美しい薔薇が咲き誇る花園とは異なり、ここには花が一輪もない。
白魔の部屋と同じで本や楽譜、CDが床に散乱しているところからして、フェオドールは片付けが苦手なようだ。
「小鳥…」
部屋の奥にある銀色の柩の蓋を開け、そこに小鳥を押し倒す。
フェオドールは狂うような情熱を孕む瞳で組み敷いた少女を真っ直ぐ見下ろした。
怯えた彼女が青い瞳を見返してくる。
ふと、オーレリアンの問いに沈黙を貫いた小鳥の反応を思い出し、フェオドールは噛み付いてやりたい衝動に駆られた。

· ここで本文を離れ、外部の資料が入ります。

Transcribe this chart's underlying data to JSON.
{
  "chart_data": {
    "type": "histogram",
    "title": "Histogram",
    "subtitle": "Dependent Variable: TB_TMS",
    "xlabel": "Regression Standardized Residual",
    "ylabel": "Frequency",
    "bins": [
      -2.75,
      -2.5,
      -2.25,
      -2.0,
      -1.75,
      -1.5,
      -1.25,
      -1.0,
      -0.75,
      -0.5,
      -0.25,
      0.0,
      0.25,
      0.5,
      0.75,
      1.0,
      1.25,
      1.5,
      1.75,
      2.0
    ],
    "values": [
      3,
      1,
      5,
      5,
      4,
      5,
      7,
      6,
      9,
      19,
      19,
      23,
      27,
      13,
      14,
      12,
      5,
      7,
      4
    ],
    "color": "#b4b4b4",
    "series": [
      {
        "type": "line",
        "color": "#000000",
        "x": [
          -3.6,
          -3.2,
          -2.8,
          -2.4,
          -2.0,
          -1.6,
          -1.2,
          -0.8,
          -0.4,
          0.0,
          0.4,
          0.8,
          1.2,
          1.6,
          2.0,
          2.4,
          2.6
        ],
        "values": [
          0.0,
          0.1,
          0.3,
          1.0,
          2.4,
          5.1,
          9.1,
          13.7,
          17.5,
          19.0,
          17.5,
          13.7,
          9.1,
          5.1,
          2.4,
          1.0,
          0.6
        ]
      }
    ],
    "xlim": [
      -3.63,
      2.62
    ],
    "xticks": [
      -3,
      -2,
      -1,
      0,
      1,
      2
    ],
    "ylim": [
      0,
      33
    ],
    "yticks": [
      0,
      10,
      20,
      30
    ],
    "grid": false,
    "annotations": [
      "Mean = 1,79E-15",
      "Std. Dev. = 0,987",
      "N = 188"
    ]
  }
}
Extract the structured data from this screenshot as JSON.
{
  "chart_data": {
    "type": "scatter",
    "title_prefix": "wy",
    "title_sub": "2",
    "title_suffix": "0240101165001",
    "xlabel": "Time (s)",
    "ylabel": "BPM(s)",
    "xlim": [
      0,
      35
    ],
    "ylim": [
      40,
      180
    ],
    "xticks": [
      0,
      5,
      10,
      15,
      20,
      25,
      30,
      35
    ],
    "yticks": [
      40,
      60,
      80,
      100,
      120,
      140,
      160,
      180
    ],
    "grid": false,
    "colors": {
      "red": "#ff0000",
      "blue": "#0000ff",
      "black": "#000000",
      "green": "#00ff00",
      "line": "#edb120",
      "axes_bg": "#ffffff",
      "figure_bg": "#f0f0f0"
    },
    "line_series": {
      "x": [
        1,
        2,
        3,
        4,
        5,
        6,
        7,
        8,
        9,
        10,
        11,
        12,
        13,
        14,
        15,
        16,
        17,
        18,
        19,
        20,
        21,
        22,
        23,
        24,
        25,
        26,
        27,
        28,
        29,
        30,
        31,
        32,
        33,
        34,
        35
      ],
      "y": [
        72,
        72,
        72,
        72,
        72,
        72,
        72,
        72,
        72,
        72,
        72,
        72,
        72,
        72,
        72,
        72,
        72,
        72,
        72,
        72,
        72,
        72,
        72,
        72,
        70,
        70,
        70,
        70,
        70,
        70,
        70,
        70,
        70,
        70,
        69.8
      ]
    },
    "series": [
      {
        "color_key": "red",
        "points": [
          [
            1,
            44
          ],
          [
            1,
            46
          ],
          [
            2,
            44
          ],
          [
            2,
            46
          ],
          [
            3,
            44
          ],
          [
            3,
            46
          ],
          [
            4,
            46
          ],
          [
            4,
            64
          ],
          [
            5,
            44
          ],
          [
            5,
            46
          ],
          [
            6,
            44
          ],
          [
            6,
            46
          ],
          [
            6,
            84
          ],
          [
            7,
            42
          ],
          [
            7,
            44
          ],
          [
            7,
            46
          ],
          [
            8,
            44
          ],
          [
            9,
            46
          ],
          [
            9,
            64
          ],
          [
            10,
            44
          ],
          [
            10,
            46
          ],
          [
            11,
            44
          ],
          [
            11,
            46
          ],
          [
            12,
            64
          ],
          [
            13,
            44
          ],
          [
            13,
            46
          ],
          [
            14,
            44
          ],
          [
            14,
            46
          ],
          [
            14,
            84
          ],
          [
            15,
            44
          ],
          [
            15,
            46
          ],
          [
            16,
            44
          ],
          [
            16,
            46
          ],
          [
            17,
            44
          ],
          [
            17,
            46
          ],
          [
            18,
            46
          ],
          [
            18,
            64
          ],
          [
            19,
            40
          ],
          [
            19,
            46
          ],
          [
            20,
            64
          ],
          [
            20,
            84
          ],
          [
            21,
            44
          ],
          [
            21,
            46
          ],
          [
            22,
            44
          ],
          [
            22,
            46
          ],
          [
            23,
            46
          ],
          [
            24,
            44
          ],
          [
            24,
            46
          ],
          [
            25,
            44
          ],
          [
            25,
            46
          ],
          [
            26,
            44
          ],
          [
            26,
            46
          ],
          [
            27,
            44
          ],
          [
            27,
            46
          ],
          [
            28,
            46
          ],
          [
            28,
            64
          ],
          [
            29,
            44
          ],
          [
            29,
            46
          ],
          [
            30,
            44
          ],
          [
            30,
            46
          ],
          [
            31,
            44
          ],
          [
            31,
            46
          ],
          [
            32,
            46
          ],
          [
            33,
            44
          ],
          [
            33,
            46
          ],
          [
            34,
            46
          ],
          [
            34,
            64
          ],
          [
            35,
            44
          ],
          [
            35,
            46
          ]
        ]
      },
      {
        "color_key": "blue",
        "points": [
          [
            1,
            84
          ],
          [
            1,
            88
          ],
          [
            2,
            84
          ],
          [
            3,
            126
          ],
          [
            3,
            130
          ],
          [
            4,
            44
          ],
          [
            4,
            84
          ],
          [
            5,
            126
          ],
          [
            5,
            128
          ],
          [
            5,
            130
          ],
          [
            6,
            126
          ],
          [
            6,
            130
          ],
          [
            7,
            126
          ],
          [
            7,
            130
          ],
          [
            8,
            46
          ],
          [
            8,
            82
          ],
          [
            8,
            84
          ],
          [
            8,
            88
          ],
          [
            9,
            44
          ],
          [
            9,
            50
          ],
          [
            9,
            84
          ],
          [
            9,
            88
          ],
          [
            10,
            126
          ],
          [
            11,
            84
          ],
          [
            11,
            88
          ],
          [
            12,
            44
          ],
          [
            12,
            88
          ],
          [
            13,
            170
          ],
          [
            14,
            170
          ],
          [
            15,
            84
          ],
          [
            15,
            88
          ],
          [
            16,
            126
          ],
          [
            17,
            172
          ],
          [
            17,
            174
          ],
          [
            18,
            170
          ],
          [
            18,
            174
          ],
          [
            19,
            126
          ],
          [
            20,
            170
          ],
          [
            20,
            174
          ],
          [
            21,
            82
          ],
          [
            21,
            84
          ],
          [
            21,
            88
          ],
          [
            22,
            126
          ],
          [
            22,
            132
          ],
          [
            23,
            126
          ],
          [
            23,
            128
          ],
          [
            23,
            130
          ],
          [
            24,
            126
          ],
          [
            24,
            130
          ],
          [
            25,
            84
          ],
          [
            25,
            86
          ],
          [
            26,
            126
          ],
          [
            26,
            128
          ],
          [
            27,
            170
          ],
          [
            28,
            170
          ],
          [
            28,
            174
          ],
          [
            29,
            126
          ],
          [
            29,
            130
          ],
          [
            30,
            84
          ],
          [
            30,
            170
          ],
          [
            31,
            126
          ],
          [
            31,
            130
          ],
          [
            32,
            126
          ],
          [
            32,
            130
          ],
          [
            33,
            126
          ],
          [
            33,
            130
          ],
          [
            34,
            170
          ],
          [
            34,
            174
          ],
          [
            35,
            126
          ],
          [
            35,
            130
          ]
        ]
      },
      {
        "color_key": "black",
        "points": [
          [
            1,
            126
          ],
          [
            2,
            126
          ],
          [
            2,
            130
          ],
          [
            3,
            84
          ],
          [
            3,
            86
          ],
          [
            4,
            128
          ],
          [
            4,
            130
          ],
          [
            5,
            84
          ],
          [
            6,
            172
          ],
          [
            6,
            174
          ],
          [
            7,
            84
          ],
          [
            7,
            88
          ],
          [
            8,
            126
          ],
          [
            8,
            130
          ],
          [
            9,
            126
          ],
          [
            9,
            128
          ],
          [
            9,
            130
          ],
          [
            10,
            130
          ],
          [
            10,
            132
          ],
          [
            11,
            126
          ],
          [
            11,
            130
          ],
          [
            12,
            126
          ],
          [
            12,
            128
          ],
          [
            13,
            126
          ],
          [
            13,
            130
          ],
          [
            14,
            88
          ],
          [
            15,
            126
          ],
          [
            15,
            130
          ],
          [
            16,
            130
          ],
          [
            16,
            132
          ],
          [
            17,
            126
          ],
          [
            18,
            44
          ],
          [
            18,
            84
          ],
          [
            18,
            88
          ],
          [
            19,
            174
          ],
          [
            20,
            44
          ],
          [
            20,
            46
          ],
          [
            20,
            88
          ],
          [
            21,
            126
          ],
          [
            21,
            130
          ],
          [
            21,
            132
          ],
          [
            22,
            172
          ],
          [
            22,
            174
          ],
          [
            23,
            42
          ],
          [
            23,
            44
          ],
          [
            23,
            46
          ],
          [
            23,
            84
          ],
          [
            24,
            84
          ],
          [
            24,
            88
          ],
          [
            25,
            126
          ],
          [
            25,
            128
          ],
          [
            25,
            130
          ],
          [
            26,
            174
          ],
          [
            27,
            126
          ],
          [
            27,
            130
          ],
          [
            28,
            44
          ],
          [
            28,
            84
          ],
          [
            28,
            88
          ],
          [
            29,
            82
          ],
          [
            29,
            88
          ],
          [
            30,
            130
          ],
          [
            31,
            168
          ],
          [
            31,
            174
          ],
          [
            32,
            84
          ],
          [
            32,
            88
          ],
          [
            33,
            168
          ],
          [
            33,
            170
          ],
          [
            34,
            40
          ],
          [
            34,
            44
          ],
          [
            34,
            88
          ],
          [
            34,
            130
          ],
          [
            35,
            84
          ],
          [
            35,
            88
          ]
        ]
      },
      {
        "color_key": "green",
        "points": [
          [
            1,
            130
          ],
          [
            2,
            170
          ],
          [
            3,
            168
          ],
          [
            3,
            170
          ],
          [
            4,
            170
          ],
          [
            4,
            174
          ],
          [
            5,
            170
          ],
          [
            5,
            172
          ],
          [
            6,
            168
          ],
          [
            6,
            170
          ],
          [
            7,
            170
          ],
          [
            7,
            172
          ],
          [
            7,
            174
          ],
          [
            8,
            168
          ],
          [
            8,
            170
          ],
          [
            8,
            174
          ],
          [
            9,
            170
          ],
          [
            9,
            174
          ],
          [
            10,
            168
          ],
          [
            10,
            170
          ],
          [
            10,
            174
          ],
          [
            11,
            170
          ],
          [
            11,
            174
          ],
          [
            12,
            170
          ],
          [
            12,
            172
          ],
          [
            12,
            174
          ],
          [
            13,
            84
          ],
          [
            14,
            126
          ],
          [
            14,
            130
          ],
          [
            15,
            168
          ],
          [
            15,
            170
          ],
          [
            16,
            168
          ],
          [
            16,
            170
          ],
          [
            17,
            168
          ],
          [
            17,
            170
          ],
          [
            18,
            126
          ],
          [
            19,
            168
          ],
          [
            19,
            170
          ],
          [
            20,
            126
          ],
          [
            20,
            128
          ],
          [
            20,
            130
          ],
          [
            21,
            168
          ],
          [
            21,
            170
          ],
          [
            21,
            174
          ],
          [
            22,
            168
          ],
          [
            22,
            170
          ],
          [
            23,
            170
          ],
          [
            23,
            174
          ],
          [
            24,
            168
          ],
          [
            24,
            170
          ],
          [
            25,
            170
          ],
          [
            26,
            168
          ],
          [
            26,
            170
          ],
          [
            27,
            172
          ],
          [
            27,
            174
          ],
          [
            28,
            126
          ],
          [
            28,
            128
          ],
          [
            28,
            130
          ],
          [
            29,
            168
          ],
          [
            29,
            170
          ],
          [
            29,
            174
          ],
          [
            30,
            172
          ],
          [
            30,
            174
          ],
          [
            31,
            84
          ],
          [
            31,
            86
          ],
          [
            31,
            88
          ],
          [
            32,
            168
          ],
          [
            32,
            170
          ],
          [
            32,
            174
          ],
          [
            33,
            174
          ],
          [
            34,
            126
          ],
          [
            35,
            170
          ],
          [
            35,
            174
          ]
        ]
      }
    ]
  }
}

――お前さ、こんなわっかりにくい兄様でいいの?ちゃんと好きなわけ?
二人の様子が気になり、コンピュータ室の防犯カメラで見ていたら聞いてしまった会話。
あの時、彼女がすんなり頷いていたなら、今こんなにもフェオドールは焦っていない。
小鳥の沈黙に瞠目し、オーレリアンの「お前が欲しい」という言葉にコンピュータ室を飛び出していた。